Roche’s pitch to advertisers is to execute a buy that will resonate with that specific audience, adding that he plans to look for more advertisers, like Subaru and Global Pet Foods, that have some kind of a link with the site content.
In about a month from now, a fresh and redesigned “Dogs Around You” mobile app will be released for users wanting to post pictures of their pets on their walk in a park, for example. There will be opportunity for brands to advertise through deal and store notifications on the app’s geo-locating feature, much like Foursquare, he says.
In addition to Dogbook, Roche’s company has also created Catbook, Horsebook, Ferretbook, Rodentbook, Fishbook, Birdbook and My Babybook. The cat, horse and baby sites have also undergone a redesign.

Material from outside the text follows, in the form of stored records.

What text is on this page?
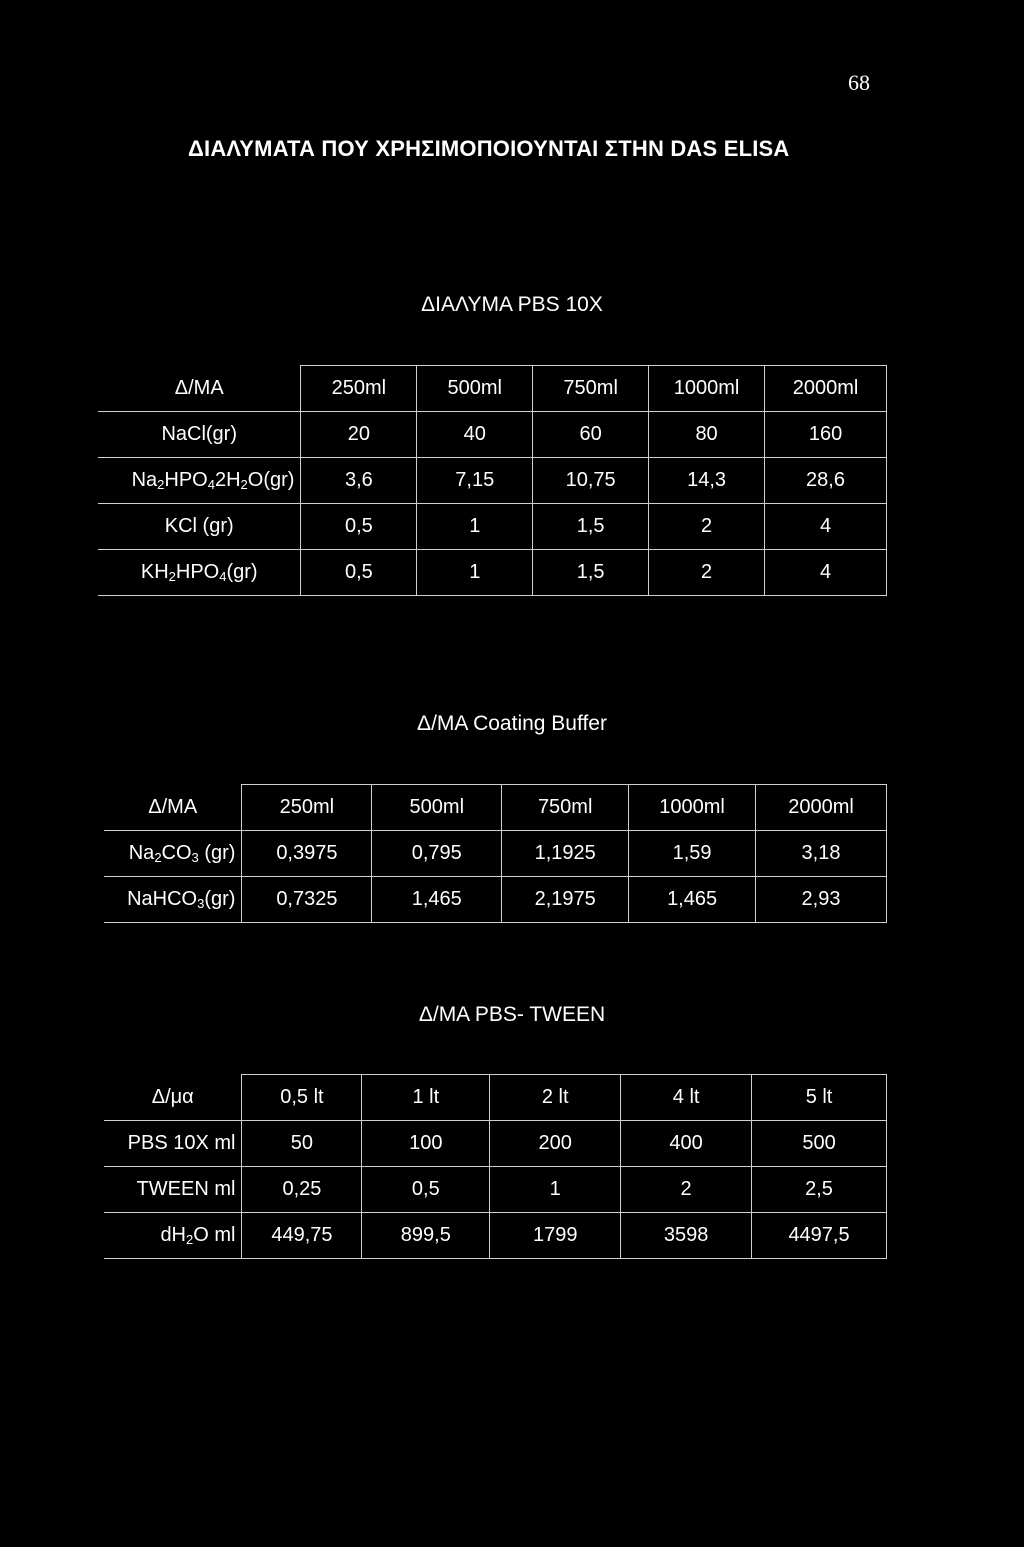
68
ΔΙΑΛΥΜΑΤΑ ΠΟΥ ΧΡΗΣΙΜΟΠΟΙΟΥΝΤΑΙ ΣΤΗΝ DAS ELISA
ΔΙΑΛΥΜΑ PBS 10X
Δ/ΜΑ	250ml	500ml	750ml	1000ml	2000ml
NaCl(gr)	20	40	60	80	160
$Na_2HPO_42H_2O(gr)$	3,6	7,15	10,75	14,3	28,6
KCl (gr)	0,5	1	1,5	2	4
$KH_2HPO_4(gr)$	0,5	1	1,5	2	4
Δ/ΜΑ Coating Buffer
Δ/ΜΑ	250ml	500ml	750ml	1000ml	2000ml
$Na_2CO_3$ (gr)	0,3975	0,795	1,1925	1,59	3,18
NaHCO$_3$(gr)	0,7325	1,465	2,1975	1,465	2,93
Δ/ΜΑ PBS- TWEEN
Δ/μα	0,5 lt	1 lt	2 lt	4 lt	5 lt
PBS 10X ml	50	100	200	400	500
TWEEN ml	0,25	0,5	1	2	2,5
$dH_2O$ ml	449,75	899,5	1799	3598	4497,5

When asked why he decided to create a community space for dogs, cats and other little critters, Roche says that he recognized the profound emotional bond between pets and their owners and the excitement people have when they get a dog.
Roche also has a thing for shoes, and for the past year he has been expressing his interest on his blog, 44Shoes.com. The page showcases trendy shoes across the world, with his correspondents in New York, London, Hong Kong and San Francisco taking pictures of feet to be posted for other shoe-enthusiasts to ogle.
“I guess people are getting used to me looking down at the ground all the time now. I’m always looking for new shoes,” he jokes.
While the site does not have advertising opportunities available yet, Roche says he is still tinkering about to see what works and what doesn’t. Once he and his team are happy with the pet series of sites, they will start working at bringing in shoe designers/brands to sponsor content and have, for instance, their spring collection featured on the site.